Ainsi, une conduite rapide du débat sur la future constitution Irakienne serait tout à fait réaliste, et pour tout dire souhaitable, car cela permettrait de rendre rapidement les rennes du pays aux Irakiens, tant que l'opinion pro-démocratie y est encore assez largement majoritaire. Les premiers gouvernements élus auraient sans doute intérêt à pérenniser une présence américaine dans ces quelques bases pour assurer leur protection extérieure (et assurer leurs arrières...), tout en se focalisant sur la restauration d'un état de droit sécurisé au plan intérieur. L'autorité provisoire coalisée aurait tout intérêt à hâter la transmission de la responsabilité des affaires intérieures au CNI, puis à un gouvernement issu d'élections libres.
Tout à fait accessoirement, une telle évolution, que semble souhaiter M. Chalabi (président du CNI), couperait l'herbe sous le pied de ceux qui, dans la péninsule arabique ou en Europe, tentent de sapper les efforts de la coalition sur la scène diplomatique.
Au contraire, un "raidissement sécuritaire" de la coalition et un ralentissement du processus de transmission du pouvoir aux Irakiens, que semble hélas privilégier Colin Powell, (lien) donnerait aux mouvements violents une raison de "légitimer" leur action auprès d'un peuple trop nouvellement exposé à la démocratie et à ses bienfaits pour être totalement à l'abri de tentations totalitaires.

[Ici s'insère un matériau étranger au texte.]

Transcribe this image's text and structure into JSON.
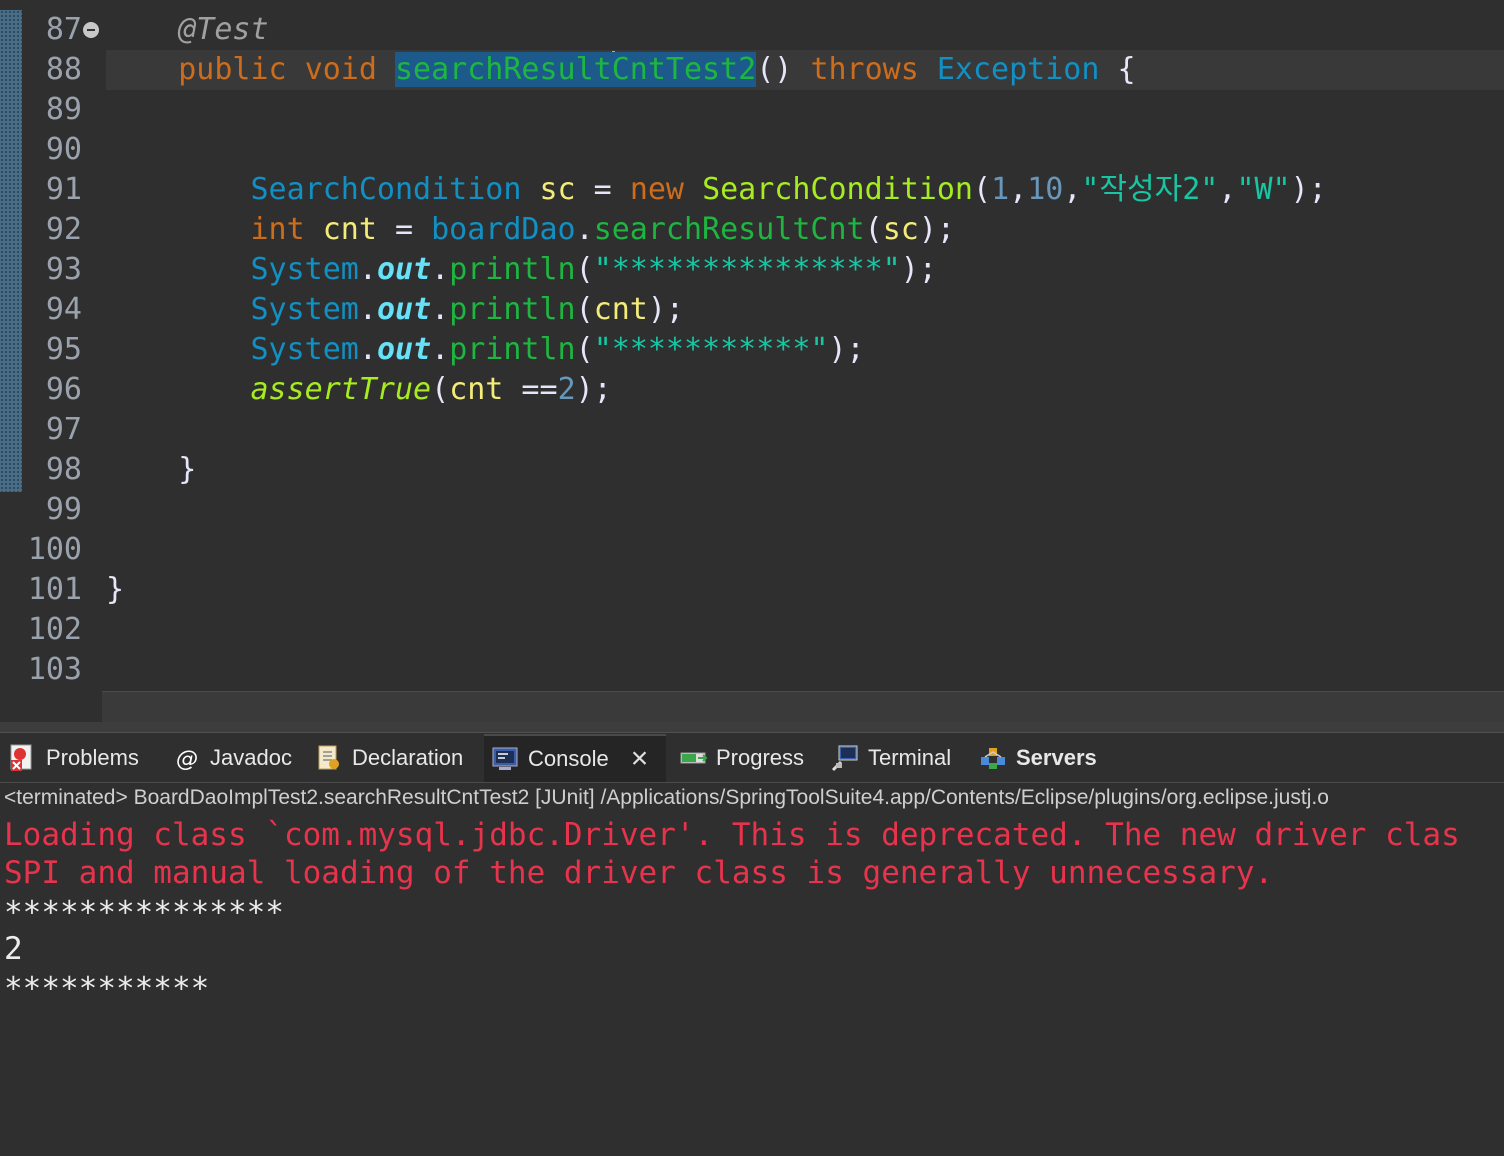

Souhaitons que les américians ne soient pas poussés vers à prendre une suite de mauvaises décisions sous la pression des poseurs de bombes.
---- mise à jour 30/10 ----
Johan Hari, chroniqueur du journal britannique the independant, partage les mêmes vues quant aux objectifs des terroristes:
The real danger confronting us in Iraq is not from freelance bombers. They can murder aid workers, but they cannot defeat us. The risk is, instead, that opinion back home will cave in to the tiny minority - mostly, it seems, non-Iraqis - who are attacking American troops. Brits and Americans are beginning to assume - in defiance of all the evidence from piles of opinion polls, conducted by companies who successfully predict election results across the world - that the coalition is not wanted by the Iraqi people.
(...)
A hasty withdrawal would give Islamic theocrats or recidivist Baathists a far better chance of seizing power than free elections.
(...)
Nobody wants the occupation to continue indefinitely. Iraqi democracy is getting closer every day. We must keep siding with the Iraqi people, not the bombers who want to drive away their doctors and peacekeepers.